Foraging in winter has its obvious challenges — freezing temperatures, dying flora, and scarce edible greens save for hearty garlic mustard and field garlic. But even in the hard frost-bitten ground, it’s still possible to find wild burdock poking its gigantic leaves out from the remnants of fall foliage, reminding us of root-vegetable deliciousness underfoot.
Burdock, in the Arctium genus, which includes greater burdock (A. lappa) and the smaller common burdock (A. minus) is also known as gobo or wild gobo, beggar’s button, or wild rhubarb. A biennial, it sports a basal rosette in its first year with large, woolly, heart-shaped leaves and reddish stems that hug the ground, giving it a superficial resemblance to rhubarb. In its second year, burdock shoots up several feet, producing purple prickly-headed burrs in the warm summer months (these seedheads were the inspiration for Velcro).
Native to Asia and Europe, common burdock is found throughout the country and considered a noxious weed in Colorado and Wyoming. Here, it thrives in playgrounds, parks, and neighbor’s yards.
I was introduced to burdock at a macrobiotic restaurant, where it was listed as gobo on the menu and was a sweet and crunchy addition to my bibimbop. My friends said it was like tasting the earth and I was eager to try it. I later learned it was a basis for the British soft drink dandelion and burdock, which allegedly traces its burdock-deep roots back hundreds of years.

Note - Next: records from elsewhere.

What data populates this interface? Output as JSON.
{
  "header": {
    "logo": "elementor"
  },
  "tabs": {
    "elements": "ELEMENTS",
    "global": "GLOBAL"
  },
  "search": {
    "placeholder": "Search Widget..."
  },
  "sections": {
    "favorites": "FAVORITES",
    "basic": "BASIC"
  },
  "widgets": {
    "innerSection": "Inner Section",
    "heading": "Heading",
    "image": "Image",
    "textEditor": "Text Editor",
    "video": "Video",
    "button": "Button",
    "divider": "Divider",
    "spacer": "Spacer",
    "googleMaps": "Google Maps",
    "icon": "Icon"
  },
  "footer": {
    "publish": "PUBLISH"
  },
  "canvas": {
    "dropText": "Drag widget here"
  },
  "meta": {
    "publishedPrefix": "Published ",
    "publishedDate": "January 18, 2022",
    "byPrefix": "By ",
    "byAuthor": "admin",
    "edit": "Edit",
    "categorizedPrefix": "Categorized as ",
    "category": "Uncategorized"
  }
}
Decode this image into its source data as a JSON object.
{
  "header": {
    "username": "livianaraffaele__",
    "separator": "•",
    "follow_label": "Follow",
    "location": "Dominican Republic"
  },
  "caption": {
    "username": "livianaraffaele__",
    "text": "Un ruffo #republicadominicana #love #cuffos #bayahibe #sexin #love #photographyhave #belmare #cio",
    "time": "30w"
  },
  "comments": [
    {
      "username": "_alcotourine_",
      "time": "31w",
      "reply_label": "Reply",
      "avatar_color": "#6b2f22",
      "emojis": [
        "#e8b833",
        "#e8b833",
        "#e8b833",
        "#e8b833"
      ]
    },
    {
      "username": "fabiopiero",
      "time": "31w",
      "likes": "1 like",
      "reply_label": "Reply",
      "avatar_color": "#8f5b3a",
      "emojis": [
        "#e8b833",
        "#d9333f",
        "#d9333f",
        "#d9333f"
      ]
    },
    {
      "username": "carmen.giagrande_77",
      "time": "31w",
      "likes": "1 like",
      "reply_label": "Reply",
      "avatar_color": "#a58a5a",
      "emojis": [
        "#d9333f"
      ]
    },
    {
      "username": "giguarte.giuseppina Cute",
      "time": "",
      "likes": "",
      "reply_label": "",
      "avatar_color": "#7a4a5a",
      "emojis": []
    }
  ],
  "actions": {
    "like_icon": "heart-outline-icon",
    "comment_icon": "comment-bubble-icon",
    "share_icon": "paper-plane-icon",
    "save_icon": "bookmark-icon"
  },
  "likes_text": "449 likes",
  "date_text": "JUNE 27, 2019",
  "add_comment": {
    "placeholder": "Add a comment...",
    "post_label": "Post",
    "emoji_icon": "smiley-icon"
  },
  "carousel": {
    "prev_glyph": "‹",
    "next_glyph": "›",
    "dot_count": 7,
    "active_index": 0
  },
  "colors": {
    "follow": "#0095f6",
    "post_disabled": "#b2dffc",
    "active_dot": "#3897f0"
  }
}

Euell Gibbons recommends digging up first-year burdock roots in June to early July before the plant starts to flower (the roots are rather woody in wintertime), but I don’t mind a little extra cooking time to make my root vegetables more palatable. (Note: the young leaves and leaf stalks are edible when cooked, and the blooming pith of second-year great burdock, characterized by its height and flower stalk, was a favorite of Gibbons in the summertime). The root contains decent amounts of vitamin B6 and manganese.
I recently dug up my burdock roots from a wooded area on the College of Staten Island, where the wild burdock was growing among smaller dandelion rosettes and mulch. Burdock tap roots grow deep and long, and after about five minutes of rather impatient trowel-digging, I pulled out a root about as long as my hand (it would have been longer if I hadn’t been in such a rush to get out of the cold). I spied another close by and dug that up as well.
Back at home, I washed and peeled my roots, which were whitish-beige underneath and smelled a little like carrots. I chopped them as if they were parsnips and boiled them for about fifteen minutes before sautéing in butter to brown along the edges, with a sprinkle of salt and pepper. The result: sweet, savory vegetables that tasted like a cross between parsnips and carrots, with just a hint of muddy goodness to remind you where they came from.